A problem encountered when using graphic formats such as GIF or PCX to store spectrum data is that, in order to access a particular part of an image, the entire image must be decompressed. In most cases, especially at higher magnifications, this is unnecessary, since only a small portion of that data is actually being displayed. Uncompressed image formats do not have this problem but instead suffer from slow disk access times, since uncompressed spectra can reach more than 4 megabytes in size. The SPC format solves these barriers by storing data in sections, such that it is possible to jump immediately to any specific portion of the image, dramatically decreasing access time since only the necessary data is retrieved. In addition, each section is individually compressed, so the SPC format produces files that are approximately 40 times smaller than the raw data. Thus, with the SPC format it is practical not only to deliver spectra at high resolution, but also to store a large number of such spectra in a relatively small amount of disk space.
Although the spectral images are the most important component of the WebSpectra database, there are several auxiliary files that were also generated during data processing. These files are in plain text and contain necessary information relating to the corresponding spectra such as compound name and formula, solvent(s) used, and for 1D spectra, signal frequencies. The signal frequencies are generated from the Bruker xwinnmr software mentioned in the initial step in NMR processing. These are displayed beside the spectrum and allow calculation of coupling constants as well as location of signals and magnification. Although important, storage of these values is straightforward and much simpler than the spectral images themselves.
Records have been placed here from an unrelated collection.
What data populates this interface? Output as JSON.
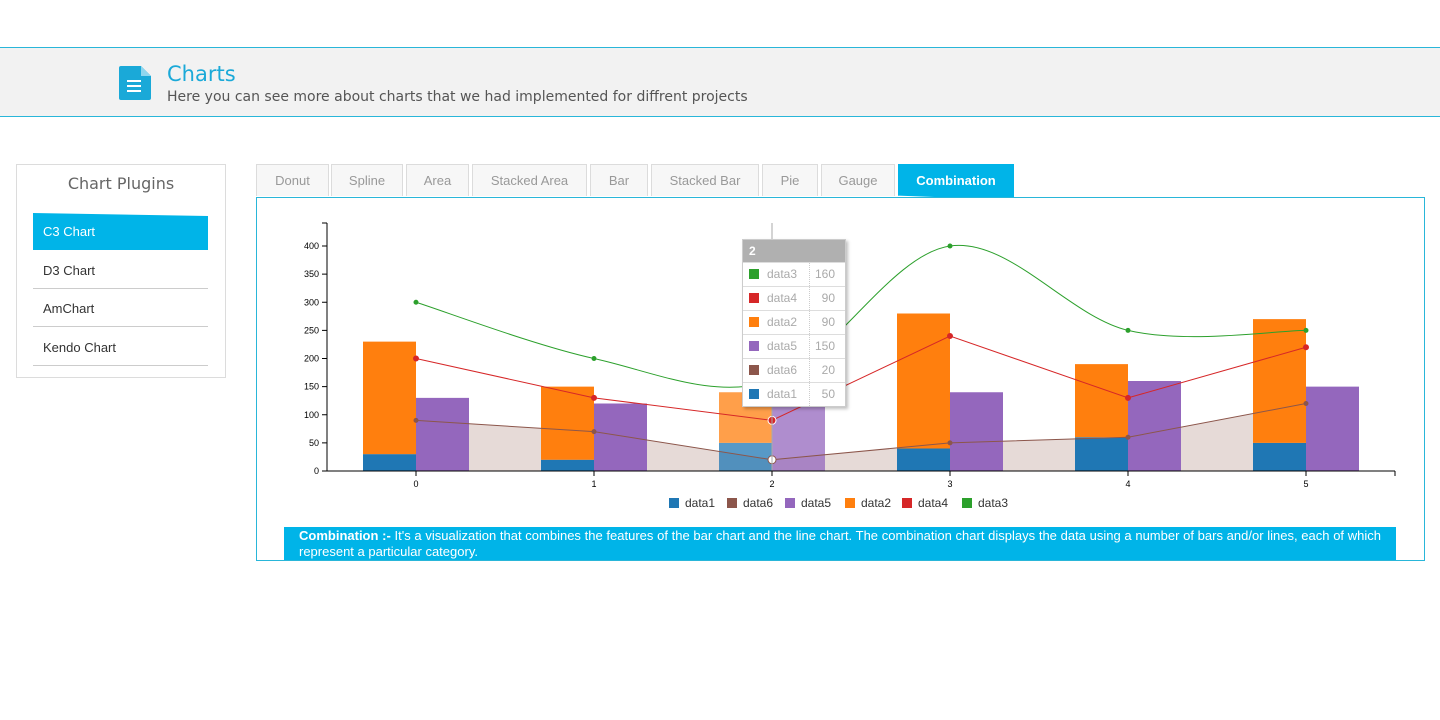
{
  "header": {
    "title": "Charts",
    "subtitle": "Here you can see more about charts that we had implemented for diffrent projects",
    "icon": "document-icon"
  },
  "sidebar": {
    "title": "Chart Plugins",
    "items": [
      {
        "label": "C3 Chart",
        "active": true
      },
      {
        "label": "D3 Chart",
        "active": false
      },
      {
        "label": "AmChart",
        "active": false
      },
      {
        "label": "Kendo Chart",
        "active": false
      }
    ]
  },
  "tabs": [
    {
      "label": "Donut"
    },
    {
      "label": "Spline"
    },
    {
      "label": "Area"
    },
    {
      "label": "Stacked Area"
    },
    {
      "label": "Bar"
    },
    {
      "label": "Stacked Bar"
    },
    {
      "label": "Pie"
    },
    {
      "label": "Gauge"
    },
    {
      "label": "Combination",
      "active": true
    }
  ],
  "description": {
    "title": "Combination :-",
    "text": " It's a visualization that combines the features of the bar chart and the line chart. The combination chart displays the data using a number of bars and/or lines, each of which represent a particular category."
  },
  "tooltip": {
    "title": "2",
    "rows": [
      {
        "name": "data3",
        "value": "160",
        "color": "#2ca02c"
      },
      {
        "name": "data4",
        "value": "90",
        "color": "#d62728"
      },
      {
        "name": "data2",
        "value": "90",
        "color": "#ff7f0e"
      },
      {
        "name": "data5",
        "value": "150",
        "color": "#9467bd"
      },
      {
        "name": "data6",
        "value": "20",
        "color": "#8c564b"
      },
      {
        "name": "data1",
        "value": "50",
        "color": "#1f77b4"
      }
    ]
  },
  "chart_data": {
    "type": "combination",
    "x": [
      0,
      1,
      2,
      3,
      4,
      5
    ],
    "ylim": [
      0,
      400
    ],
    "yticks": [
      0,
      50,
      100,
      150,
      200,
      250,
      300,
      350,
      400
    ],
    "series": [
      {
        "name": "data1",
        "kind": "bar",
        "stack": "a",
        "color": "#1f77b4",
        "values": [
          30,
          20,
          50,
          40,
          60,
          50
        ]
      },
      {
        "name": "data2",
        "kind": "bar",
        "stack": "a",
        "color": "#ff7f0e",
        "values": [
          200,
          130,
          90,
          240,
          130,
          220
        ]
      },
      {
        "name": "data5",
        "kind": "bar",
        "stack": "b",
        "color": "#9467bd",
        "values": [
          130,
          120,
          150,
          140,
          160,
          150
        ]
      },
      {
        "name": "data6",
        "kind": "area",
        "color": "#8c564b",
        "values": [
          90,
          70,
          20,
          50,
          60,
          120
        ]
      },
      {
        "name": "data4",
        "kind": "line",
        "color": "#d62728",
        "values": [
          200,
          130,
          90,
          240,
          130,
          220
        ]
      },
      {
        "name": "data3",
        "kind": "spline",
        "color": "#2ca02c",
        "values": [
          300,
          200,
          160,
          400,
          250,
          250
        ]
      }
    ],
    "legend": [
      "data1",
      "data6",
      "data5",
      "data2",
      "data4",
      "data3"
    ],
    "legend_position": "bottom",
    "highlight_index": 2
  }
}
Once spectra are stored on the WWW server, the final hurdle is presentation of appropriately formatted images to the user. The presentation of 2D spectra is relatively simple, since there is little dynamic image processing involved. For 1D spectra, the WebSpectra CGI program handles reading of the stored high-resolution spectrum images, processing and creation of a temporary GIF image, and final display on a WWW page. Spectra are read in the WebSpectra image format described earlier. Spectral images are then processed and compressed using the gd GIF library (8). Processing includes calculation and insertion of a ppm calibration line beneath the spectrum, as well as any magnification requested by the user.
The end result of this long series of processing is the pages which make up the WebSpectra site. Although the steps of processing and presentation are complex, these go a long way towards making the student users life less complex. Through this intricate processing scheme, it is possible to present students high quality, but simple and manageable spectral images which allow them to focus on the most important issue - solving the problems at hand.
Figure 1: Flow diagram for WebSpectra spectrum processing.